Kalau aja ngomong nyablak sama orang yang baru dikenal itu sopan, udah pasti gue akan teriak bilang ya menurut lo aja, mana mungkin di KResNus bisa buat ngomongin soal bisnis.
"Hmm iya," jawab gue singkat sambil memperhatikan dia yang kini menatap ponselnya yang bersuara.
"Duh, I want to talk to you, but I can't leave my appointment too. So, catch up later, ya?"
Lo ngerti nggak sih kalau ketemu sama orang sksd tuh harus ngapain? Karena jujur, gue sekarang masuk ke zona bengong bego, saking bingungnya harus bereaksi apa sama manusia di depan gue ini.

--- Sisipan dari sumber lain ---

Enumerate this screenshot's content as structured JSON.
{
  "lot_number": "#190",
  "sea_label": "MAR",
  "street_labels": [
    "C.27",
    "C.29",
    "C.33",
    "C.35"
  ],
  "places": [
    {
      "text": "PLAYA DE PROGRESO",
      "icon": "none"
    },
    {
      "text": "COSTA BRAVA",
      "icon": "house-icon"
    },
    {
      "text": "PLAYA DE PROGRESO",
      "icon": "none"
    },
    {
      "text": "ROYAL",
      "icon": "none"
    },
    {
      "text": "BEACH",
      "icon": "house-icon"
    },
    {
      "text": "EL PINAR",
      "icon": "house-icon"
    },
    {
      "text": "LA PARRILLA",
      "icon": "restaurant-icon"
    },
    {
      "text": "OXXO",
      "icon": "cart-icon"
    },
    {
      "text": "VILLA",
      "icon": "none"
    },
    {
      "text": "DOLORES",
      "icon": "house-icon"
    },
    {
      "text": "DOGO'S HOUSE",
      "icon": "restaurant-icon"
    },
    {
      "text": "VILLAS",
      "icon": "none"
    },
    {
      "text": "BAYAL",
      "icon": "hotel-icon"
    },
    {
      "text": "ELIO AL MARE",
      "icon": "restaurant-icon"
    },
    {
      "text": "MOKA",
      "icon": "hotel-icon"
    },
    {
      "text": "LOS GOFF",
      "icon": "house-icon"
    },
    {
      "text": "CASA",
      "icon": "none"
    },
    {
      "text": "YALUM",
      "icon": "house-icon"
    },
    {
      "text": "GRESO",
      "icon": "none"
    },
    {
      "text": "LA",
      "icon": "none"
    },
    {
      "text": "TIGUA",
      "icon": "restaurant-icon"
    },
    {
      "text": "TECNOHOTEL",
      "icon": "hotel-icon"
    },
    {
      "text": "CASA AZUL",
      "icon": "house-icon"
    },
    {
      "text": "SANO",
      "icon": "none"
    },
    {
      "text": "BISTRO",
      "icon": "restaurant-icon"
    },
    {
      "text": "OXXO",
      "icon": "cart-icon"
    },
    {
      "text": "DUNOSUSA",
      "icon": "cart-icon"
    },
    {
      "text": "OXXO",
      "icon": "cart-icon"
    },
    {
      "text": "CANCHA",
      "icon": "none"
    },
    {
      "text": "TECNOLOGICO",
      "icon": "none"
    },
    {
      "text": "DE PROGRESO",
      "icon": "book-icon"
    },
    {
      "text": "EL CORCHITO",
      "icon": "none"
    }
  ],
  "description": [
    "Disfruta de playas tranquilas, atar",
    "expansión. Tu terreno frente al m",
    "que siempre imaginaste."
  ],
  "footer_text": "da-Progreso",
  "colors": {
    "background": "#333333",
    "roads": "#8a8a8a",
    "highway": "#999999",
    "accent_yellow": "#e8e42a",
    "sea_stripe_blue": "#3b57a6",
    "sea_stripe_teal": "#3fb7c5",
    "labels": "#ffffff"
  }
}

"If you don't mind, hubungin gue, ya." Si manusia yang namanya Dewa Dewa ini mengeluarkan kartu nama dari dalam dompetnya sambil senyum ke arah gue. Tapi belum sempat gue membaca kartu namanya, dia lagi-lagi menepuk lengan gue. "Bingung banget, ya? Lo tanya Rasi aja kalau emang bingung."

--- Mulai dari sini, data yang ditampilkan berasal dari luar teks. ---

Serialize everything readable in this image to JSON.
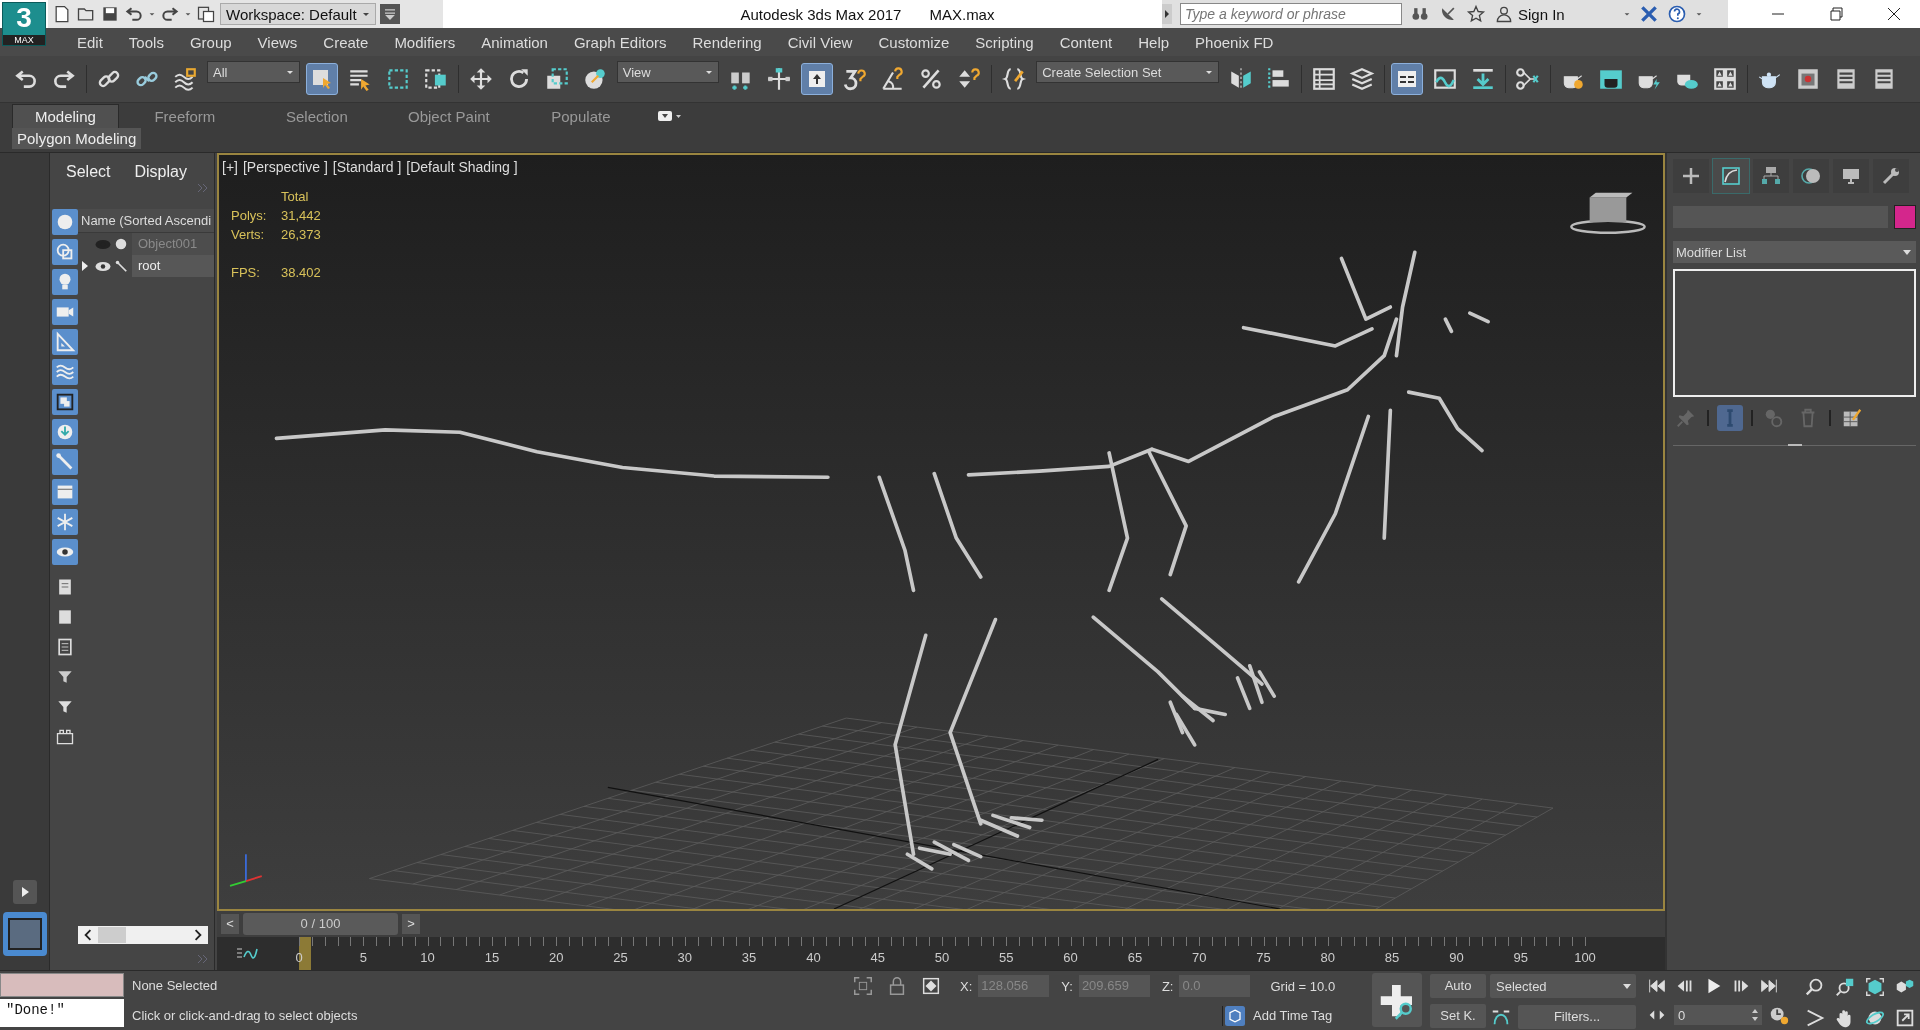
{
  "title_bar": {
    "logo": {
      "digit": "3",
      "label": "MAX"
    },
    "workspace": "Workspace: Default",
    "app_title": "Autodesk 3ds Max 2017",
    "file_name": "MAX.max",
    "search": {
      "placeholder": "Type a keyword or phrase"
    },
    "sign_in": "Sign In"
  },
  "menu": [
    "Edit",
    "Tools",
    "Group",
    "Views",
    "Create",
    "Modifiers",
    "Animation",
    "Graph Editors",
    "Rendering",
    "Civil View",
    "Customize",
    "Scripting",
    "Content",
    "Help",
    "Phoenix FD"
  ],
  "toolbar": {
    "selection_filter": "All",
    "reference_coord": "View",
    "selection_set": "Create Selection Set"
  },
  "ribbon": {
    "tabs": [
      {
        "label": "Modeling",
        "selected": true
      },
      {
        "label": "Freeform",
        "selected": false
      },
      {
        "label": "Selection",
        "selected": false
      },
      {
        "label": "Object Paint",
        "selected": false
      },
      {
        "label": "Populate",
        "selected": false
      }
    ],
    "panel": "Polygon Modeling"
  },
  "scene_explorer": {
    "tabs": [
      "Select",
      "Display"
    ],
    "column": "Name (Sorted Ascendi",
    "items": [
      {
        "name": "Object001",
        "kind": "geometry",
        "hidden": true,
        "expandable": false
      },
      {
        "name": "root",
        "kind": "bone",
        "hidden": false,
        "expandable": true
      }
    ]
  },
  "viewport": {
    "labels": [
      "[+]",
      "[Perspective ]",
      "[Standard ]",
      "[Default Shading ]"
    ],
    "stats_header": "Total",
    "stats": [
      {
        "label": "Polys:",
        "value": "31,442"
      },
      {
        "label": "Verts:",
        "value": "26,373"
      }
    ],
    "fps": {
      "label": "FPS:",
      "value": "38.402"
    }
  },
  "command_panel": {
    "tabs": [
      {
        "kind": "create",
        "selected": false
      },
      {
        "kind": "modify",
        "selected": true
      },
      {
        "kind": "hierarchy",
        "selected": false
      },
      {
        "kind": "motion",
        "selected": false
      },
      {
        "kind": "display",
        "selected": false
      },
      {
        "kind": "utilities",
        "selected": false
      }
    ],
    "modifier_list": "Modifier List"
  },
  "time_slider": {
    "label": "0 / 100",
    "level": 0,
    "prev": "<",
    "next": ">"
  },
  "frame_labels": [
    "0",
    "5",
    "10",
    "15",
    "20",
    "25",
    "30",
    "35",
    "40",
    "45",
    "50",
    "55",
    "60",
    "65",
    "70",
    "75",
    "80",
    "85",
    "90",
    "95",
    "100"
  ],
  "status": {
    "script_output": "\"Done!\"",
    "selection": "None Selected",
    "prompt": "Click or click-and-drag to select objects",
    "coords": [
      {
        "label": "X:",
        "value": "128.056",
        "disabled": true
      },
      {
        "label": "Y:",
        "value": "209.659",
        "disabled": true
      },
      {
        "label": "Z:",
        "value": "0.0",
        "disabled": true
      }
    ],
    "grid": "Grid = 10.0",
    "add_time_tag": "Add Time Tag"
  },
  "animation": {
    "auto": "Auto",
    "set_key": "Set K.",
    "key_filter": "Selected",
    "filters": "Filters...",
    "frame": "0"
  }
}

Ponsel di genggamannya kembali berdering membuat gue dengan dia menjatuhkan pandangan ke arah yang sama. "Well, I gotta go, jagain adek gue, ya, Utara!" ucapnya sebelum berpamitan dan melenggang pergi meninggalkan gue yang cuma bisa diam kehabisan kata-kata.

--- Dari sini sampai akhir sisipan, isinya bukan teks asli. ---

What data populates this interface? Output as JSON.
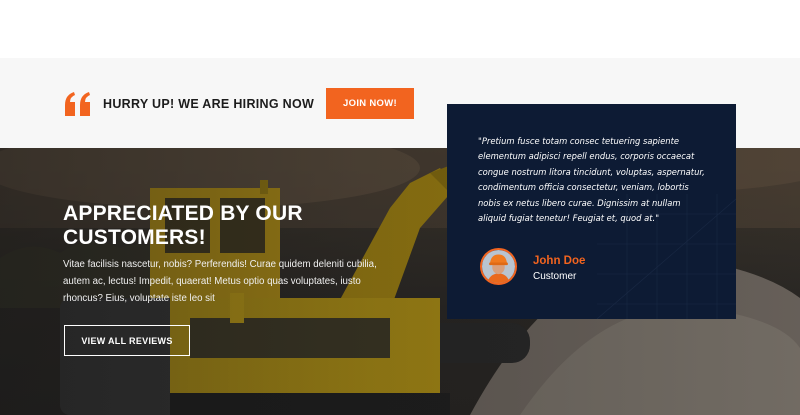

Selepas kepergian dia, gue kembali berjalan ke kamar mandi sembari membaca satu persatu informasi yang tertera di sana. Yang seketika itu juga membuat gue rasanya mau menghilang aja dari dunia, saking malunya habis bertemu dengan pemilik restoran ini dengan tampang bloon.
Dewandaru Imba Gumilar.
Pantas aja dari tadi gue lihat beberapa orang menunduk sambil menyapa dia. Ya orang dia yang punya. Tapi sebentar deh, yang bikin gue bingung adalah gimana caranya dia kenal Rasi? Terus kenapa dia ngaku-ngaku kakaknya Rasi? Karena setahu gue, Rasi bukan bagian dari trah Gumilar pun konglomeratnya ibukota itu. Tapi kok...dia bisa bilang gitu, ya?